América Latina tem corte; Banco Mundial e Norfund aprofundam modelito cooperação-business

O novo orçamento dos conservadores mostra que o governo pretende adotar uma vertente nórdica do lulismo: investir nos mais pobres e nos mais ricos.
O governo cortou recursos da cooperação bilateral com países da América Latina, e aumentou para os países mais pobres da África, sob a modalidade de "desenvolvimento de negócios", ou seja, para estimular a criação, instalação e promoção de novas empresas, de preferência norueguesas, nesses locais.
Esse modelito cooperação-business fica ainda mais evidente no aumento de recursos para o Banco Mundial (260 milhões de coroas, R$ 97,7 milhões), em especial para a Associação Internacional de Fomento, o braço do banco nos países mais pobres.
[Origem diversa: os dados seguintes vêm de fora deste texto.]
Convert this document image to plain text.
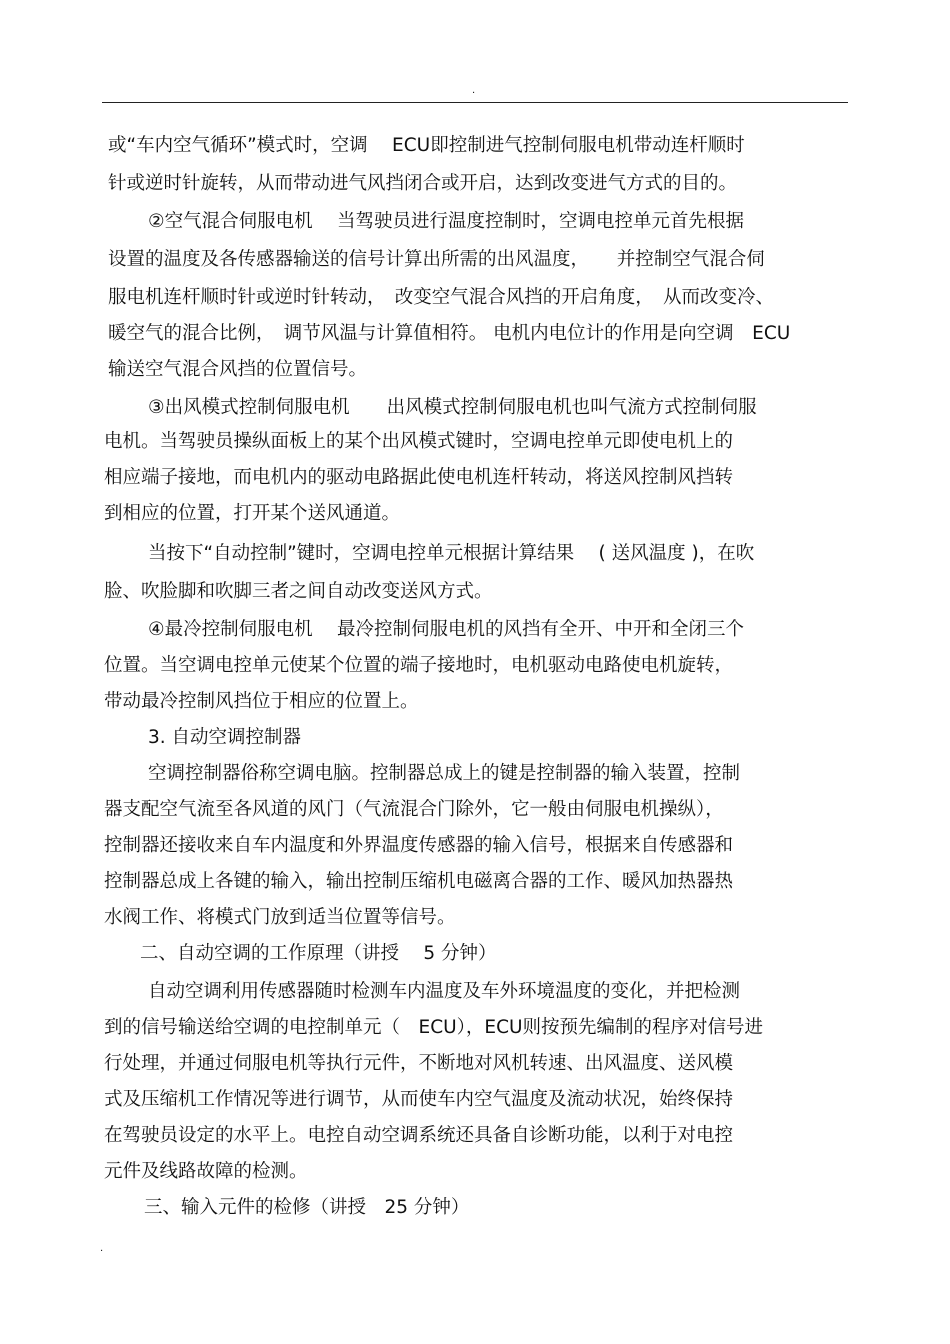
.
或“车内空气循环”模式时，空调　 ECU即控制进气控制伺服电机带动连杆顺时
针或逆时针旋转，从而带动进气风挡闭合或开启，达到改变进气方式的目的。
②空气混合伺服电机　 当驾驶员进行温度控制时，空调电控单元首先根据
设置的温度及各传感器输送的信号计算出所需的出风温度，　　并控制空气混合伺
服电机连杆顺时针或逆时针转动，　改变空气混合风挡的开启角度，　从而改变冷、
暖空气的混合比例，　调节风温与计算值相符。 电机内电位计的作用是向空调　ECU
输送空气混合风挡的位置信号。
③出风模式控制伺服电机　　出风模式控制伺服电机也叫气流方式控制伺服
电机。当驾驶员操纵面板上的某个出风模式键时，空调电控单元即使电机上的
相应端子接地，而电机内的驱动电路据此使电机连杆转动，将送风控制风挡转
到相应的位置，打开某个送风通道。
当按下“自动控制”键时，空调电控单元根据计算结果　 ( 送风温度 )，在吹
脸、吹脸脚和吹脚三者之间自动改变送风方式。
④最冷控制伺服电机　 最冷控制伺服电机的风挡有全开、中开和全闭三个
位置。当空调电控单元使某个位置的端子接地时，电机驱动电路使电机旋转，
带动最冷控制风挡位于相应的位置上。
3. 自动空调控制器
空调控制器俗称空调电脑。控制器总成上的键是控制器的输入装置，控制
器支配空气流至各风道的风门（气流混合门除外，它一般由伺服电机操纵），
控制器还接收来自车内温度和外界温度传感器的输入信号，根据来自传感器和
控制器总成上各键的输入，输出控制压缩机电磁离合器的工作、暖风加热器热
水阀工作、将模式门放到适当位置等信号。
二、自动空调的工作原理（讲授　 5 分钟）
自动空调利用传感器随时检测车内温度及车外环境温度的变化，并把检测
到的信号输送给空调的电控制单元（　ECU），ECU则按预先编制的程序对信号进
行处理，并通过伺服电机等执行元件，不断地对风机转速、出风温度、送风模
式及压缩机工作情况等进行调节，从而使车内空气温度及流动状况，始终保持
在驾驶员设定的水平上。电控自动空调系统还具备自诊断功能，以利于对电控
元件及线路故障的检测。
三、输入元件的检修（讲授　25 分钟）
.
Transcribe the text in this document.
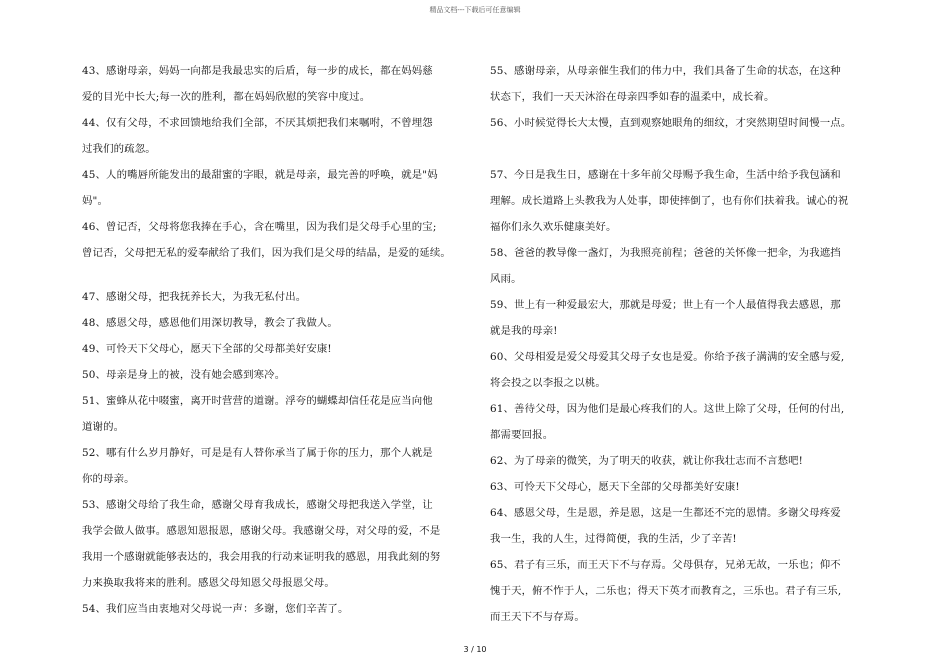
精品文档---下载后可任意编辑
43、感谢母亲，妈妈一向都是我最忠实的后盾，每一步的成长，都在妈妈慈
爱的目光中长大;每一次的胜利，都在妈妈欣慰的笑容中度过。
44、仅有父母，不求回馈地给我们全部，不厌其烦把我们来嘱咐，不曾埋怨
过我们的疏忽。
45、人的嘴唇所能发出的最甜蜜的字眼，就是母亲，最完善的呼唤，就是"妈
妈"。
46、曾记否，父母将您我捧在手心，含在嘴里，因为我们是父母手心里的宝;
曾记否，父母把无私的爱奉献给了我们，因为我们是父母的结晶，是爱的延续。
47、感谢父母，把我抚养长大，为我无私付出。
48、感恩父母，感恩他们用深切教导，教会了我做人。
49、可怜天下父母心，愿天下全部的父母都美好安康!
50、母亲是身上的被，没有她会感到寒冷。
51、蜜蜂从花中啜蜜，离开时营营的道谢。浮夸的蝴蝶却信任花是应当向他
道谢的。
52、哪有什么岁月静好，可是是有人替你承当了属于你的压力，那个人就是
你的母亲。
53、感谢父母给了我生命，感谢父母育我成长，感谢父母把我送入学堂，让
我学会做人做事。感恩知恩报恩，感谢父母。我感谢父母，对父母的爱，不是
我用一个感谢就能够表达的，我会用我的行动来证明我的感恩，用我此刻的努
力来换取我将来的胜利。感恩父母知恩父母报恩父母。
54、我们应当由衷地对父母说一声：多谢，您们辛苦了。
55、感谢母亲，从母亲催生我们的伟力中，我们具备了生命的状态，在这种
状态下，我们一天天沐浴在母亲四季如春的温柔中，成长着。
56、小时候觉得长大太慢，直到观察她眼角的细纹，才突然期望时间慢一点。
57、今日是我生日，感谢在十多年前父母赐予我生命，生活中给予我包涵和
理解。成长道路上头教我为人处事，即使摔倒了，也有你们扶着我。诚心的祝
福你们永久欢乐健康美好。
58、爸爸的教导像一盏灯，为我照亮前程；爸爸的关怀像一把伞，为我遮挡
风雨。
59、世上有一种爱最宏大，那就是母爱；世上有一个人最值得我去感恩，那
就是我的母亲!
60、父母相爱是爱父母爱其父母子女也是爱。你给予孩子满满的安全感与爱,
将会投之以李报之以桃。
61、善待父母，因为他们是最心疼我们的人。这世上除了父母，任何的付出,
都需要回报。
62、为了母亲的微笑，为了明天的收获，就让你我壮志而不言愁吧!
63、可怜天下父母心，愿天下全部的父母都美好安康!
64、感恩父母，生是恩，养是恩，这是一生都还不完的恩情。多谢父母疼爱
我一生，我的人生，过得简便，我的生活，少了辛苦!
65、君子有三乐，而王天下不与存焉。父母俱存，兄弟无故，一乐也；仰不
愧于天，俯不怍于人，二乐也；得天下英才而教育之，三乐也。君子有三乐,
而王天下不与存焉。
3 / 10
O foco temático que o governo norueguês pretende imprimir é investir na educação de meninas.
O fundo norueguês de investimentos em países em desenvolvimento - Norfund também teve sua carteira abonada com o novo orçamento (50 milhões de coroas, R$ 18,8 milhões). O fundo investe em facilitar a vida de empresas norueguesas atuando fora de seu país de origem. Trata-se portanto de promover o empresariado norueguês mundo afora.

Mais por vir... 

O governo anunciou cortes tímidos, com a cautela de quem entra em terreno novo, sem maioria no parlamento. Resta saber como a dupla dinâmica Solberg/Jensen vai soltar suas asinhas no decorrer dos tenebrosos 4 anos de mandato...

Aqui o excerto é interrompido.